An example of an input-file ('input.stitch') is:

#  comment line: this line is full ignored
/home/ceesvk/jaeger/batch/Stats/cummulative_trace_stats.json       # an absolute path
../../jaeger/get_order/Stats/cummulative_trace_stats.json    # a relative path
% ../../jaeger/post_order/Stats/cummulative_trace_stats.json  # This line is showing up as an empty column due to the % in front

# yet another comment (empty line above is ignored)

Beware that ALL files in the 'input.stitch' should exist and should be valid input files, otherwise the 'stitch' program will terminate with no output.

Extracting traces with the show_traces tool

When extracting datasets via Curl or other tools the Jaeger system returns up to 1000 traces in a single file. This file is in UTF-16-LE encoding instead of UTF-8 and is a JSON-file in a compact (minimized) format. Thus it is difficult to read these files, or to extract data out of them. For this purpose we proved the show_traces tool. It reads all jaeger-traces in a folder and then outputs these traces in a single file per trace in the folder 'Jaeger'. If are only interested in a few specific files you can provide the trace-ids of these files as a comma-separate list.

When you run the show_traces with flag --help you see:

Show the Jaeger-traces, or a selection of jaeger-traces, as Pretty-printed JSON in UTF-8 format

Usage: show_traces [OPTIONS] <INPUT>

Arguments:
  <INPUT>  

Options:
  -t, --trace-ids <TRACE_IDS>                The default sources is the current folder [default: ]
  -z, --timezone-minutes <TIMEZONE_MINUTES>  [default: 120]
  -h, --help                                 Print help
  -V, --version                              Print version

How to install the Jaeger_stats tools

the Jaeger_stats tooling is deployed to pypi.org as a Python project via an automated Github CI/CD pipeline. Thus the tools can be installed easily on Windows, Mac and Linux via the next command:

pip install jaeger_stats

If you need pre-releases of the tool you need to use:

pip install --pre --force-reinstall jaeger_stats

How to build trace_analysis (in Rust)

The tool is include in the examples folder and can be build via the command:

cargo build trace_analysis

The 'trace_analysis' executable can be found in 'target/debug/examples/trace_analysis'.

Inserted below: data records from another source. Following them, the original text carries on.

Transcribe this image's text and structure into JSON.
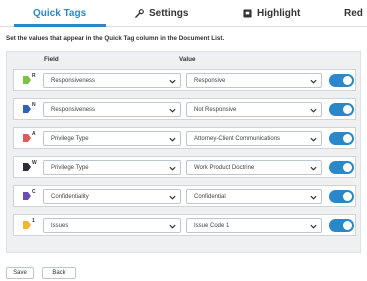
{
  "tabs": [
    {
      "label": "Quick Tags",
      "icon": "none",
      "active": true
    },
    {
      "label": "Settings",
      "icon": "wrench-icon",
      "active": false
    },
    {
      "label": "Highlight",
      "icon": "highlight-icon",
      "active": false
    },
    {
      "label": "Red",
      "icon": "none",
      "active": false
    }
  ],
  "instructions": "Set the values that appear in the Quick Tag column in the Document List.",
  "columns": {
    "field": "Field",
    "value": "Value"
  },
  "rows": [
    {
      "color": "#7cc242",
      "shortcut": "R",
      "field": "Responsiveness",
      "value": "Responsive",
      "enabled": true
    },
    {
      "color": "#2e63b8",
      "shortcut": "N",
      "field": "Responsiveness",
      "value": "Not Responsive",
      "enabled": true
    },
    {
      "color": "#e05a5a",
      "shortcut": "A",
      "field": "Privilege Type",
      "value": "Attorney-Client Communications",
      "enabled": true
    },
    {
      "color": "#2a2f36",
      "shortcut": "W",
      "field": "Privilege Type",
      "value": "Work Product Doctrine",
      "enabled": true
    },
    {
      "color": "#6a4fb3",
      "shortcut": "C",
      "field": "Confidentiality",
      "value": "Confidential",
      "enabled": true
    },
    {
      "color": "#f2b632",
      "shortcut": "1",
      "field": "Issues",
      "value": "Issue Code 1",
      "enabled": true
    }
  ],
  "buttons": {
    "save": "Save",
    "back": "Back"
  },
  "colors": {
    "accent": "#2b88c8",
    "panel": "#eef0f2"
  }
}
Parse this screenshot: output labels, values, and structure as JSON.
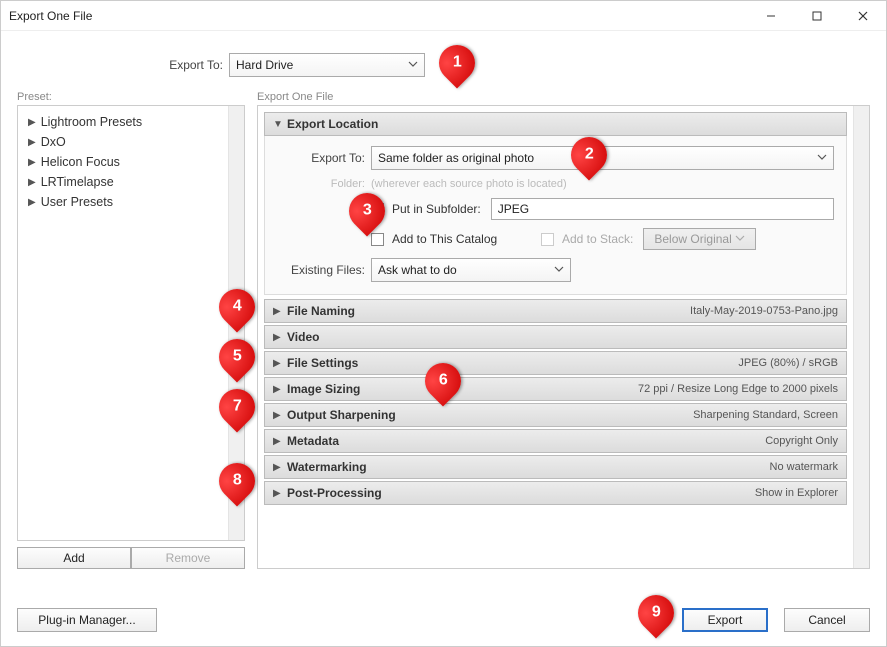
{
  "window": {
    "title": "Export One File"
  },
  "export_to": {
    "label": "Export To:",
    "value": "Hard Drive"
  },
  "preset": {
    "label": "Preset:",
    "items": [
      "Lightroom Presets",
      "DxO",
      "Helicon Focus",
      "LRTimelapse",
      "User Presets"
    ]
  },
  "preset_buttons": {
    "add": "Add",
    "remove": "Remove"
  },
  "right_label": "Export One File",
  "export_location": {
    "title": "Export Location",
    "export_to_label": "Export To:",
    "export_to_value": "Same folder as original photo",
    "folder_label": "Folder:",
    "folder_hint": "(wherever each source photo is located)",
    "put_in_subfolder_label": "Put in Subfolder:",
    "put_in_subfolder_checked": true,
    "subfolder_value": "JPEG",
    "add_to_catalog_label": "Add to This Catalog",
    "add_to_catalog_checked": false,
    "add_to_stack_label": "Add to Stack:",
    "stack_value": "Below Original",
    "existing_files_label": "Existing Files:",
    "existing_files_value": "Ask what to do"
  },
  "sections": {
    "file_naming": {
      "title": "File Naming",
      "summary": "Italy-May-2019-0753-Pano.jpg"
    },
    "video": {
      "title": "Video",
      "summary": ""
    },
    "file_settings": {
      "title": "File Settings",
      "summary": "JPEG (80%) / sRGB"
    },
    "image_sizing": {
      "title": "Image Sizing",
      "summary": "72 ppi / Resize Long Edge to 2000 pixels"
    },
    "output_sharpening": {
      "title": "Output Sharpening",
      "summary": "Sharpening Standard, Screen"
    },
    "metadata": {
      "title": "Metadata",
      "summary": "Copyright Only"
    },
    "watermarking": {
      "title": "Watermarking",
      "summary": "No watermark"
    },
    "post_processing": {
      "title": "Post-Processing",
      "summary": "Show in Explorer"
    }
  },
  "footer": {
    "plugin_manager": "Plug-in Manager...",
    "export": "Export",
    "cancel": "Cancel"
  },
  "callouts": {
    "1": "1",
    "2": "2",
    "3": "3",
    "4": "4",
    "5": "5",
    "6": "6",
    "7": "7",
    "8": "8",
    "9": "9"
  }
}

In case you need to process a large volume of traces you might aim for the more performant 'release' build (which also drops some run-time checks). To build a release version use:

cargo build --release trace_analysis

The 'trace_analysis' executable can be found in 'target/release/examples/trace_analysis'.

You can also install the tool via

cargo install --release trace_analysis

On linux this will deploy a release version of 'trace_analysis' in the folder '$HOME/.cargo/bin/' which is assumed to be included in your path.

License

This project is primarily distributed under the terms of both the MIT license and the Apache License (Version 2.0), same as the Rust language.